JFrog ML data sources are used to configure connections to your data. Data sources are used in order to create feature sets.
There are two main types of data sources:
To connect to a data source:
Enable network connectivity between the data sources and JFrog ML cluster if they are not publicly accessible.
Grant JFrog ML access to your data lake components by creating read-only service accounts and/or IAM roles.
Defining Data Sources
Data sources can be defined and registered programmatically via JFrog ML SDK and CLI, or created altogether via the JFrog ML UI.
Via JFrogML SDK/CLI
JFrog ML provides Python classes to define any data source type using the frogml.feature_store.data_sources package.
For example, you can define a CsvSource to read from an S3 based CSV file as follows:
from frogml.feature_store.data_sources import CsvSource
# The S3 anonymous config class is required for public S3 buckets
from frogml.feature_store.data_sources import AnonymousS3Configuration
# Create a CsvSource object to represent a CSV data source
# This example uses a CSV file from a public S3 bucket
csv_source = CsvSource(
name='credit_risk_data', # Name of the data source
description='A dataset of personal credit details', # Description of the data source
date_created_column='date_created', # Column name of the column that holds the creation date
path='s3://qwak-public/example_data/data_credit_risk.csv', # S3 path to the CSV file
filesystem_configuration=AnonymousS3Configuration(), # Configuration for anonymous access to S3
quote_character='"', # Character used for quoting in the CSV file
escape_character='"' # Character used for escaping in the CSV file
)Note
The Data Sources defined with the FrogML SDK are ONLY REGISTERED IN THE CLOUD PLATFORM when the frogml features register command is run for that object.
Via the UI:
Select AI/ML > Data Sources from the JFrog side menu.

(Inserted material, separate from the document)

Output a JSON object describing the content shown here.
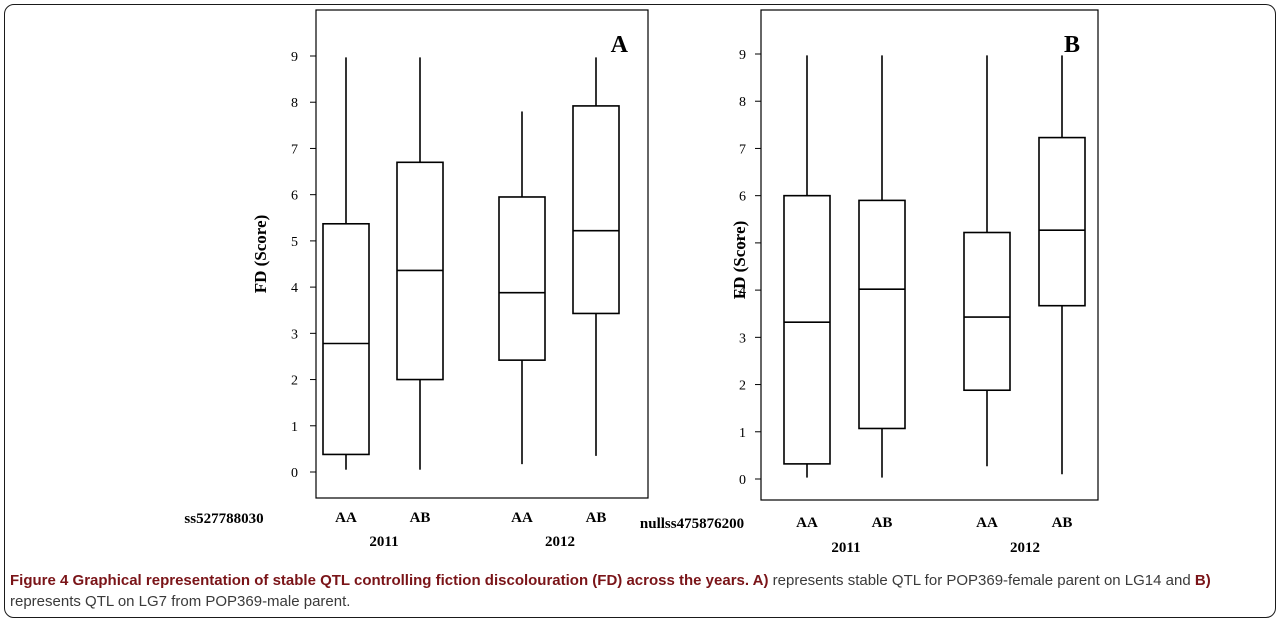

Click Create New Data Source.
Select the required data source type from the list.
Fill in the form (mandatory fields are marked with an asterisk).
Test the connection to the data source to verify it is operating (Click Test connection).

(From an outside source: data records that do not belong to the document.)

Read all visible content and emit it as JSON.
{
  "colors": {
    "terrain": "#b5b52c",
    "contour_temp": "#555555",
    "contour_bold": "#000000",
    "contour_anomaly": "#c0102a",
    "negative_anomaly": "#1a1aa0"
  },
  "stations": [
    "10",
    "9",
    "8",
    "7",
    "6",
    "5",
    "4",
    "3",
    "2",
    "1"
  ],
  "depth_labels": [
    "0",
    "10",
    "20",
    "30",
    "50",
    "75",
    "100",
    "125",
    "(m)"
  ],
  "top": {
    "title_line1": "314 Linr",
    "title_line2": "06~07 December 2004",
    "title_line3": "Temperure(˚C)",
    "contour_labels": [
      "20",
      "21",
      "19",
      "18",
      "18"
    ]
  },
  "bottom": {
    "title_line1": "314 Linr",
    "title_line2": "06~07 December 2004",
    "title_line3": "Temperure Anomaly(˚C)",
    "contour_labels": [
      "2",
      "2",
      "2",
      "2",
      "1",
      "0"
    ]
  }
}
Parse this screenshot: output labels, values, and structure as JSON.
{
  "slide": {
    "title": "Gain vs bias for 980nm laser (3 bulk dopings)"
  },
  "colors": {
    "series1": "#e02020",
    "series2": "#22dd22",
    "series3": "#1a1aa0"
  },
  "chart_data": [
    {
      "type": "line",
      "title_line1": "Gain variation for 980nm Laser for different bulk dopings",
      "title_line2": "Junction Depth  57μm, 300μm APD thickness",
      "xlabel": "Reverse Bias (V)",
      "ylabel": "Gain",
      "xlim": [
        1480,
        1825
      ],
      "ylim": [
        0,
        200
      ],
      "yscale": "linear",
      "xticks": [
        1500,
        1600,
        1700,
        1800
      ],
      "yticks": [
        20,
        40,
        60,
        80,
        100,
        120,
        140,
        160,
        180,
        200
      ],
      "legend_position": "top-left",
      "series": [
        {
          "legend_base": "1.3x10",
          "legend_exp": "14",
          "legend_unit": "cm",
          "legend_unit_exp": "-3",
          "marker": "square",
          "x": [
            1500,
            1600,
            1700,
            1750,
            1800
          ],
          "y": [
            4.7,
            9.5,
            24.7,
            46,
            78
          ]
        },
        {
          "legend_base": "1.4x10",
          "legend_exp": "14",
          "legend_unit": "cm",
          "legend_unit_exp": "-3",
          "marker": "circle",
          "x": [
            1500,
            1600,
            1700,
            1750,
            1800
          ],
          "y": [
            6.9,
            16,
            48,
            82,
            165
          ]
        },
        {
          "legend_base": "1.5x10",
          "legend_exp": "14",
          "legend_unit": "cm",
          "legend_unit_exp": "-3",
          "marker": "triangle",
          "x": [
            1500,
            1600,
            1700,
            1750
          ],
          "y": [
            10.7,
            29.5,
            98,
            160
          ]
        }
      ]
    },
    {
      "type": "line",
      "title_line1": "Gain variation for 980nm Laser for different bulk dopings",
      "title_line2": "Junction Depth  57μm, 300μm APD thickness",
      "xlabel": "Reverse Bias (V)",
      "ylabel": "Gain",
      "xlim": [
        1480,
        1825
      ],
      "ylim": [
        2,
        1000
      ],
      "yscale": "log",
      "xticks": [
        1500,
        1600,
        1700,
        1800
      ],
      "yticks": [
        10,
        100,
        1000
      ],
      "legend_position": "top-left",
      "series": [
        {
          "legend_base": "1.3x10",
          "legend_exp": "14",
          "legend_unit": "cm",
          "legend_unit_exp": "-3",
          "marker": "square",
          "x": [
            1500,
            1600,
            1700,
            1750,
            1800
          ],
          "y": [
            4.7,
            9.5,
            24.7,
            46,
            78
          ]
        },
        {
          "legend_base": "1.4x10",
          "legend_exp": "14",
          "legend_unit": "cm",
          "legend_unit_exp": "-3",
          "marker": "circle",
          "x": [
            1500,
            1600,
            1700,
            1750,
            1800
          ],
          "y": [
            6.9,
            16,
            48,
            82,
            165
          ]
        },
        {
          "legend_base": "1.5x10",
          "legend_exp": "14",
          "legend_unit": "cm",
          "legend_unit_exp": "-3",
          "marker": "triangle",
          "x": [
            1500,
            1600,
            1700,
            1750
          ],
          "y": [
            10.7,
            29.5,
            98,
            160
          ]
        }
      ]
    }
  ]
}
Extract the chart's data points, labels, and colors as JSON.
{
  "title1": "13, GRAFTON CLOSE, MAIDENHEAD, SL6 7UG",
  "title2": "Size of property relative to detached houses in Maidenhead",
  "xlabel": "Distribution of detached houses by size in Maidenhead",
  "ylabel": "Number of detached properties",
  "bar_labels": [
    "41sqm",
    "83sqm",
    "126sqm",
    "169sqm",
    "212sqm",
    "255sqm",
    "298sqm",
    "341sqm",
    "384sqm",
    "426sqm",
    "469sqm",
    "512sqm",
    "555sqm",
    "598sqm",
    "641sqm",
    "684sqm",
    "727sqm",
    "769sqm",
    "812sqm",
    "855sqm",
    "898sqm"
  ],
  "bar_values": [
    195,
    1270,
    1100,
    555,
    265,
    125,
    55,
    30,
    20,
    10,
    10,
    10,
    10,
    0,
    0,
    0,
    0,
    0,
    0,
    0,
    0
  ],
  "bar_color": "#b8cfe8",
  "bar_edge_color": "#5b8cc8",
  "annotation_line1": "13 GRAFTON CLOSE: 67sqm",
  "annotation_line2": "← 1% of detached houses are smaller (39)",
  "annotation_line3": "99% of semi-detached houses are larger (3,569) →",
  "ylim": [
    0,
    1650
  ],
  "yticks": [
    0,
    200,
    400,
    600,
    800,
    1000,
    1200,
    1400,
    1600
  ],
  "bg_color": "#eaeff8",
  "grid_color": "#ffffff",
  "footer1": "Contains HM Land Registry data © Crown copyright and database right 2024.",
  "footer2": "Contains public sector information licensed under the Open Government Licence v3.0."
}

Click Save. The data source is created.
Registering Data Sources
To register a data source class defined with the SDK you can use the JFrog ML CLI features command as follows:
frogml features register -p data_source.py
Deleting Data Sources
To delete a data source, execute the following frogml command in the terminal:
frogml features delete --data-source <data-source-name>
Warning
Deleting Data Sources In Use
Before you can delete a data source that is linked to one or more Feature Sets, you must either remove those Feature Sets or reassign them to a different data source.